Surely if other organizations manage to achieve far higher levels of funding sans Klein, why would Glick feel it implausible that a restructured ZOA with a fresh democratically elected leader would not be able “to maintain the ZOA’s current level of funding.”
One might well be excused for believing that if Klein is as committed as claimed to ZOA goals and ideals, he might, despite losing, harness his considerable talents to help ensure that the organization continues to enlist sufficient funds to pursue them effectively.
Unless, of course, one suspects that he has made the ZOA more a personality cult than a Zionist advocacy organization.
But if that were true, surely it would be the most powerful argument for his replacement.
In the dispute over Klein’s success in leading ZOA, the size of its membership has been hotly debated. In my previous column, I wrote, “According to informed sources, there are little more than 10,000 members formally registered and an email list of barely 1,000, with 20 percent of the addresses in it, apparently inoperative.”
In an irate email to the Post, Michael Goldblatt , chairman of ZOA’s Board of Directors, and David Drimer, national executive director, accuse me of “poor journalism” and “unconscionable laziness in research and reporting.” According to them, without access to internal documents and databases, I “could not have the slightest clue how to determine that figure.”
Actually it seems it is they that don’t. They allege that “the number of ‘active members’ is approximately 20,000 and it is growing.
Updated to the time of writing this column, however, ZOA’s website claims a “national membership of over 30,000.” So are Goldblatt and Drimer suggesting that membership has grown from 30,000 to… 20,000? Really? Or is this merely another sign that ZOA leadership doesn’t have a clue or is trying to pull the wool over the public’s eyes.
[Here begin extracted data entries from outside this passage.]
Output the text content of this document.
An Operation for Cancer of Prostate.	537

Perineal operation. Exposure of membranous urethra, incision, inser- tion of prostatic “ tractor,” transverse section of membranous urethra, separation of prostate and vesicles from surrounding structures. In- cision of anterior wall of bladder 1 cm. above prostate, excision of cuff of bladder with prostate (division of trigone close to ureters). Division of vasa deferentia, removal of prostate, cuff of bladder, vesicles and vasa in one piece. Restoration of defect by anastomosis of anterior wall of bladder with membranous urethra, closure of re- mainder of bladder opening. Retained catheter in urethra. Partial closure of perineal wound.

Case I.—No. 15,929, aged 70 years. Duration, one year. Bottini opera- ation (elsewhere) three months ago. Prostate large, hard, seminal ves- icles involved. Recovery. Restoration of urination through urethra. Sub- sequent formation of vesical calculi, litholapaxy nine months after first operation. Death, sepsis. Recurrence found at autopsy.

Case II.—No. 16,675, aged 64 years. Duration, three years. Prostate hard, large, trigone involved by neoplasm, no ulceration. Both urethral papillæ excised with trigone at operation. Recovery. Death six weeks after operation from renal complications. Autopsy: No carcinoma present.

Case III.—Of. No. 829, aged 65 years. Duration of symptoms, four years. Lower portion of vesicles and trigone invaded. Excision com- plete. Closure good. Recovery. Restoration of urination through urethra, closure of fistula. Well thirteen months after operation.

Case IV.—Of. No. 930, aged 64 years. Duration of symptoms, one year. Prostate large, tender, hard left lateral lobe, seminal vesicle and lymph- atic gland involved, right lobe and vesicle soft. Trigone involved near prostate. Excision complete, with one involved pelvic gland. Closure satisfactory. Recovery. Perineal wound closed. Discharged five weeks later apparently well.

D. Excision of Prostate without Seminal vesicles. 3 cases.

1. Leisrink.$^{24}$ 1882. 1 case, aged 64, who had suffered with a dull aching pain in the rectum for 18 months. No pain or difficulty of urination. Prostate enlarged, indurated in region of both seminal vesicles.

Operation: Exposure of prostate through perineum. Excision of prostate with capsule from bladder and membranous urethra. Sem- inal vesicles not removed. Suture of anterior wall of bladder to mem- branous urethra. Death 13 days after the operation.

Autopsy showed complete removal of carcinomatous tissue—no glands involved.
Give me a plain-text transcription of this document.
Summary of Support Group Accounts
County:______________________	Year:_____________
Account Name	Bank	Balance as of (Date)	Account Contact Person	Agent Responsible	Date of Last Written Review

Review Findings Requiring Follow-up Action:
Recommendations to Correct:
I am not the first to question the size of ZOA membership. In May 2006, The Forward wrote, “Internal documents acquired… indicate that ZOA has 11,700 dues-paying members…”
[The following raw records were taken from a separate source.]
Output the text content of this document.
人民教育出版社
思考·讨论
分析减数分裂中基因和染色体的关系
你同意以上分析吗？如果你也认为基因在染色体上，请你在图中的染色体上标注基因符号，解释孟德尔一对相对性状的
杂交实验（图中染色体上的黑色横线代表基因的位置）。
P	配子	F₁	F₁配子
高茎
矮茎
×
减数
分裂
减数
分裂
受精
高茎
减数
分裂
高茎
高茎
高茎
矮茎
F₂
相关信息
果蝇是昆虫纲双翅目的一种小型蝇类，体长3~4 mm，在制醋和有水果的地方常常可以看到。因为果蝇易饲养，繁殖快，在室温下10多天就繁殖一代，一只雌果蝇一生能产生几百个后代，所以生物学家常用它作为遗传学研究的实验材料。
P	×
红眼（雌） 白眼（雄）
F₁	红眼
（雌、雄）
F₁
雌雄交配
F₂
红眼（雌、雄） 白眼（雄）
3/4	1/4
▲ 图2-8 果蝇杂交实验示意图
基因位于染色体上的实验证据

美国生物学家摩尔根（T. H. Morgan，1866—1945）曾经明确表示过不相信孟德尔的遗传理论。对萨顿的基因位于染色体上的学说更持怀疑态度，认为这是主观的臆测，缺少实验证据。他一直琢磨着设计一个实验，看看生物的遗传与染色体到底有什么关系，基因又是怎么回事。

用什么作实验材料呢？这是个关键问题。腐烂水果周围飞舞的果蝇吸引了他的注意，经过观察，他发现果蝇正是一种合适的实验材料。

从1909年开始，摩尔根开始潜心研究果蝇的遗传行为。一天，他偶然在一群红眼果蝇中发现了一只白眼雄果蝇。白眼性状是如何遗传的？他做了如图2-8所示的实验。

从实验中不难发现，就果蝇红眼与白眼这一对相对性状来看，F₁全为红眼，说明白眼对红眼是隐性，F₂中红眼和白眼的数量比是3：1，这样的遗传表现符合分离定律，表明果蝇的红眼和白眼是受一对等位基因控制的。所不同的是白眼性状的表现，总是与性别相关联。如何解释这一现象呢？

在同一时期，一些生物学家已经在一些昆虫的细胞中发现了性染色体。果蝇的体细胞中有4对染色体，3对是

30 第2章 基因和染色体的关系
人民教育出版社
It continued: “When asked about the apparent discrepancy, Klein said that under the ZOA bylaws, membership tallies include all people in the households of dues-paying members.” Really? Is ZOA president confessing to inflating membership numbers with infants, minors, rebellious teenagers and indifferent spouses?
It seems, however, that the Forward was overly generous. ZOA-generated documents in my possession, comprising its 2014 member database (just over 240 fine-print pages – triple checked) clearly indicate that the membership is under 10,000.
But anyone can estimate the size of ZOA membership by dividing the total revenue from membership dues, appearing on the 990 forms submitted to the IRS, by the published cost of membership (the most recent figures appear on the 2007 form). Even under the most generous assumptions, the figure is well below 10,000.
The condition of the ZOA – paltry membership, limited political clout, misallocation of resources, exorbitant compensation – reflects the accumulative result of the incumbent president’s best efforts over the past 20 years. His reelection is unlikely to induce the change that even his proponents admit is needed.
Perhaps it is time for Mort Klein to retire gracefully from the ZOA leadership, taking with him his well-deserved, but rapidly wilting laurels – and his ample nest egg.
Martin Sherman is the founder and executive director of the Israel Institute for Strategic Studies.